Lars Nussbaumer

Personal information
- Date of birth: 31 January 2001 (age 25)
- Place of birth: Langenegg, Austria
- Height: 1.75 m (5 ft 9 in)
- Position: Midfielder

Team information
- Current team: Schwarz-Weiß Bregenz
- Number: 8

Youth career
- 2008–2015: FC Langenegg
- 2008–2015: AKA Vorarlberg

Senior career*
- Years: Team / Apps / (Gls)
- 2017–2020: Rheindorf Altach II / 66 / (10)
- 2018–2022: Rheindorf Altach / 12 / (0)
- 2020: → FC Dornbirn (loan) / 6 / (0)
- 2022–2024: FC Dornbirn / 54 / (4)
- 2024–: Schwarz-Weiß Bregenz / 53 / (3)

International career
- 2016: Austria U15 / 5 / (0)
- 2016–2017: Austria U16 / 6 / (0)
- 2017: Austria U17 / 1 / (0)
- 2019: Austria U18 / 1 / (0)
- 2019: Austria U19 / 2 / (0)

= Lars Nussbaumer =

Austrian footballer (born 2001)

Lars Nussbaumer (born 31 January 2001) is an Austrian professional footballer who plays as a midfielder for Schwarz-Weiß Bregenz.

==Club career==
===Early years===
Nussbaumer was born in Langenegg, Vorarlberg, Austria and his career with local club FC Langenegg.
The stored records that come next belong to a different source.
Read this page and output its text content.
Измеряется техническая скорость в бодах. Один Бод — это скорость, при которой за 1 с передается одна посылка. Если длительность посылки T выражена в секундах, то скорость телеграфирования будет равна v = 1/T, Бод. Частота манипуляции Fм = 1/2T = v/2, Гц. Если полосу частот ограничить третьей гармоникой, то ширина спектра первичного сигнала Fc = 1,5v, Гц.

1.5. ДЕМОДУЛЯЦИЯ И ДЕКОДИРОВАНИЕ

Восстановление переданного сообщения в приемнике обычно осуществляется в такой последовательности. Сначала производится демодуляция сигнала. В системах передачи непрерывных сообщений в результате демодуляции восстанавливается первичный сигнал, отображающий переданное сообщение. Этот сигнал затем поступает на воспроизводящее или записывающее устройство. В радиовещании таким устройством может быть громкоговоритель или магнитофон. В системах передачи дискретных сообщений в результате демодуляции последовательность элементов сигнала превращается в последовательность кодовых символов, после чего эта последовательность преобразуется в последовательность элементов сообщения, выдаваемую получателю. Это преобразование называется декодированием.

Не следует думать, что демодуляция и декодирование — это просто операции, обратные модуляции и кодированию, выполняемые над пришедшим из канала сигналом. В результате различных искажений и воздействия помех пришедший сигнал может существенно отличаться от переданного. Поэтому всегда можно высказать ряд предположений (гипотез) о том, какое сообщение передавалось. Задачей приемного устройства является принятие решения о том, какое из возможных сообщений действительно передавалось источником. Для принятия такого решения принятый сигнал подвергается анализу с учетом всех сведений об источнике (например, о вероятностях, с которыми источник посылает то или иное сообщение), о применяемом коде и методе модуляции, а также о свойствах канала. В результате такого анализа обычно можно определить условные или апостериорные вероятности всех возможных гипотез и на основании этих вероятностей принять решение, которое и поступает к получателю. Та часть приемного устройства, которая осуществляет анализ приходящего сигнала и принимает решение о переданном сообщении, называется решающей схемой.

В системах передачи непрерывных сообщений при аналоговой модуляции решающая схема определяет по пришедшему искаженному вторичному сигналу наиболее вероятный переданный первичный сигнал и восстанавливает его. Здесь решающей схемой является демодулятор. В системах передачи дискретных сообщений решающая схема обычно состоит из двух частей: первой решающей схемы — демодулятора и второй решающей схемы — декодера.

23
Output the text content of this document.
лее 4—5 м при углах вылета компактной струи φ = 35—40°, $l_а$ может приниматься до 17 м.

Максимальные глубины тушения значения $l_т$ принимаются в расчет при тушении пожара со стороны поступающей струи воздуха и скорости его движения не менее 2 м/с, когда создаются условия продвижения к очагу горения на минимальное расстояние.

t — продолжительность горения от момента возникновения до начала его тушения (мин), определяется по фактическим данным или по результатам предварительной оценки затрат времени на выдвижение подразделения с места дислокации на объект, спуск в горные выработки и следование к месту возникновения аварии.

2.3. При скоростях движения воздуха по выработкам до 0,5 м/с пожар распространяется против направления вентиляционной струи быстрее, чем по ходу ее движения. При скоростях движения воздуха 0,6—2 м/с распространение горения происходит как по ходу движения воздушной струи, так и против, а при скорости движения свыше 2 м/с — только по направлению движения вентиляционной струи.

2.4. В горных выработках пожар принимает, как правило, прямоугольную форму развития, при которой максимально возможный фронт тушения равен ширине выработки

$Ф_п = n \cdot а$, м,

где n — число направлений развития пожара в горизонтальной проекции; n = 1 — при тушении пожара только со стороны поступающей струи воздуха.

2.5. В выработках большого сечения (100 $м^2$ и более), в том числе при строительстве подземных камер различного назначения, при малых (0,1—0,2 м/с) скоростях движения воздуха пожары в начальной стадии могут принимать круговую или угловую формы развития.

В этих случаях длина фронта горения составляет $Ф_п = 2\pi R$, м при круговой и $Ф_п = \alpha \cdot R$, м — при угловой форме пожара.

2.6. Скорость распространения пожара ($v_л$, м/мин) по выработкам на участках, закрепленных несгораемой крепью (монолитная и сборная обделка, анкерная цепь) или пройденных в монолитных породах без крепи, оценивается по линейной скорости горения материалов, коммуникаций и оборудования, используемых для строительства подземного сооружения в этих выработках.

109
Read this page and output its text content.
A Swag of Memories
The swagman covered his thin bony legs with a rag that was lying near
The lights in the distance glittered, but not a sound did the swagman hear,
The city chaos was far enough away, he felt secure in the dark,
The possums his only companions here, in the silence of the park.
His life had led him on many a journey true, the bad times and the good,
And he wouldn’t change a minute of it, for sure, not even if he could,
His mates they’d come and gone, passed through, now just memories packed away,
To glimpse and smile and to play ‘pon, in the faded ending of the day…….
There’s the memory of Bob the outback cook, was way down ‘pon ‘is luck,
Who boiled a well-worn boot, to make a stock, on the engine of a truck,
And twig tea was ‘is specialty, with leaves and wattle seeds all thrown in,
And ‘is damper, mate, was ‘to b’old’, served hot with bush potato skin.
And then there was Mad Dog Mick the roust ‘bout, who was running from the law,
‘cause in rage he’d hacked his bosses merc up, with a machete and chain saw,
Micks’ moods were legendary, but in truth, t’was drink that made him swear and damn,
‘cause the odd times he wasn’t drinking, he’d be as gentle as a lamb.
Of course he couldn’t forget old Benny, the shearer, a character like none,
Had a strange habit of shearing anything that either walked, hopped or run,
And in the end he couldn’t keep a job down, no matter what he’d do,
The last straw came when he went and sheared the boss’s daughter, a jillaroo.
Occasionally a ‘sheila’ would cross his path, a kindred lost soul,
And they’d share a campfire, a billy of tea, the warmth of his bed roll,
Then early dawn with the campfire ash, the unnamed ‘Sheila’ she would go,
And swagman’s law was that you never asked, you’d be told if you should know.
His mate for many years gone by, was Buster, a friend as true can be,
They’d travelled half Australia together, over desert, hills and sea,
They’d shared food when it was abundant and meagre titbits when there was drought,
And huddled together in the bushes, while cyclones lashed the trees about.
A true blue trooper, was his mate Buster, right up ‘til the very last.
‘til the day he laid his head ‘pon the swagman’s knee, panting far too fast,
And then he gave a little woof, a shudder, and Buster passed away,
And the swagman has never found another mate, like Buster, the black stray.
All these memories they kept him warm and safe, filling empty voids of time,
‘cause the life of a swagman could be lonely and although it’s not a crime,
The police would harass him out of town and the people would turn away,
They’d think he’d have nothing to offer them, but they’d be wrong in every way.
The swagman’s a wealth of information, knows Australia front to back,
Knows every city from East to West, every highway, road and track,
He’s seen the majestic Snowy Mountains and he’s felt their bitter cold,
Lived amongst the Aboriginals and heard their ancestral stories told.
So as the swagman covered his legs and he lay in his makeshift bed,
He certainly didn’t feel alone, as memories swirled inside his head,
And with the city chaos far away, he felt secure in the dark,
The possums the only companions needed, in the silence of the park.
In 2015, he joined the AKA Vorarlberg regional academy, where he in his first season at under-15 level was the top goalscorer of the league before suffering a broken collarbone in October 2015.

===Rheindorf Altach===
Ahead of the 2017–18 season, Nussbaumer moved to Rheindorf Altach, where he signed a contract that until June 2020. He would also remain part of the club's youth teams.

In July 2017, he made his debut for the reserve team in the Austrian Regionalliga, where he came on as a substitute for his cousin Daniel Nussbaumer in the 61st minute on the first matchday of that season against VfB Hohenems.

In February 2018, Nussbaumer was included in the first-team squad for the first time for the match against LASK. He made his professional debut in the Austrian Bundesliga on 27 May 2018, when he came off the bench for Patrick Salomon in the 85th minute of matchday 36 against Sturm Graz.

On 10 August 2020, he joined FC Dornbirn on loan, as part of the two clubs' cooperation agreement. After six appearances in the 2. Liga, he returned to Altach prematurely in November 2020.

===FC Dornbirn===
On 13 June 2022, Nussbaumer joined FC Dornbirn on a permanent deal, after having already spent six months on loan at the club in 2020.

==Personal life==
Nussbaumer is the cousin of Daniel Nussbaumer, who is also a professional footballer.